Si había o no otras interpretaciones para el espectáculo desplegado ante sus ojos, en aquel momento tan crítico no podía dedicarles ni un pensamiento. Debía suponer lo peor y más sangriento.

Debía suponer que no sólo estaban repartidos por la bahía buscándole a él y sabían que estaba escondido muy cerca, en algún lugar entre los dos promontorios gemelos, sino más aún, que sabían exactamente por qué ventana había pasado.
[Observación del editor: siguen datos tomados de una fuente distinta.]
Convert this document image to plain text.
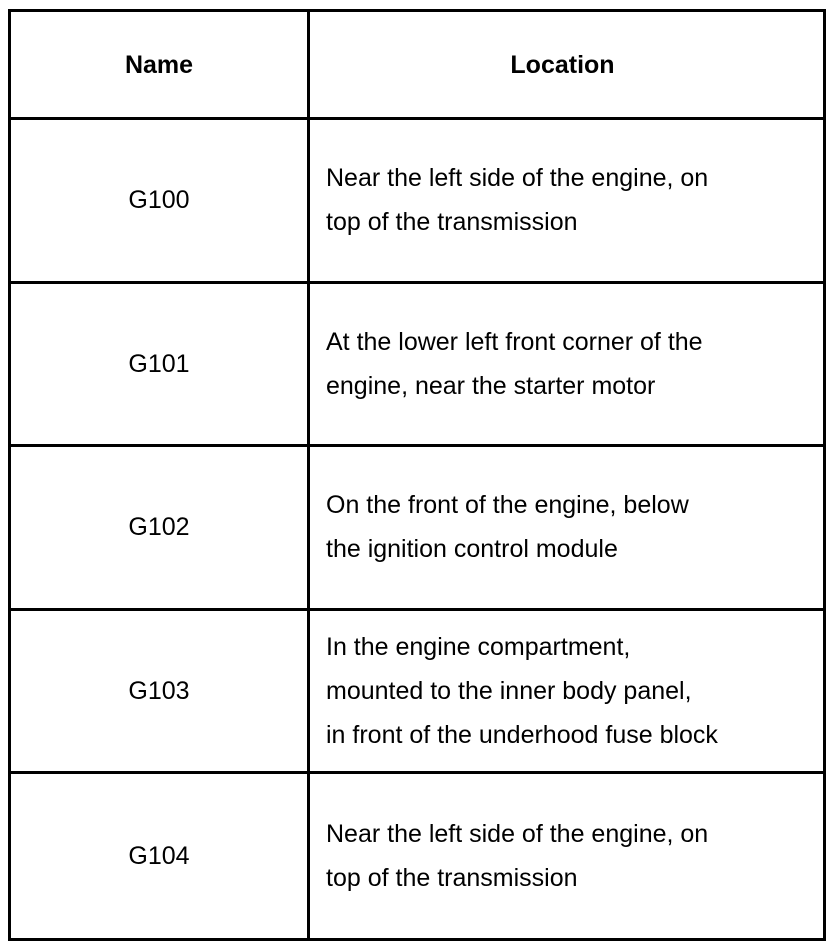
Name	Location
G100
Near the left side of the engine, on
top of the transmission
G101
At the lower left front corner of the
engine, near the starter motor
G102
On the front of the engine, below
the ignition control module
G103
In the engine compartment,
mounted to the inner body panel,
in front of the underhood fuse block
G104
Near the left side of the engine, on
top of the transmission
Debía suponer que le habían visto cuando entró en aquella trampa y que sus perseguidores no sólo escudriñaban las aguas sedientos de su sangre, sino que el frío resplandor que veía sobre las aguas justo delante procedía de linternas o antorchas que arrojaban su luz desde la ventana de arriba.

Tanto si su única esperanza era escabullirse fuera de la cueva y, arriesgándose a recibir una descarga desde arriba, recorrer velozmente las aguas de la bahía antes de que las embarcaciones cerraran filas y la concentración de sus luces sobre la boca de la cueva le dieran un tono plomizo… tanto si hacía eso y ganaba velozmente la oscuridad en el crepúsculo deslizándose como una golondrina sobre la superficie de las aguas virando como sólo su canoa podía… y atravesaba el círculo de linternas y después, tras seguir con el bote, el lado de uno de los promontorios cubiertos de enredaderas, trepaba por el áspero follaje de los muros… tanto si debía hacer esto como si no, en cualquier caso era demasiado tarde, pues una brillante luz amarilla bailaba sobre las aguas revueltas del otro lado de la ventana.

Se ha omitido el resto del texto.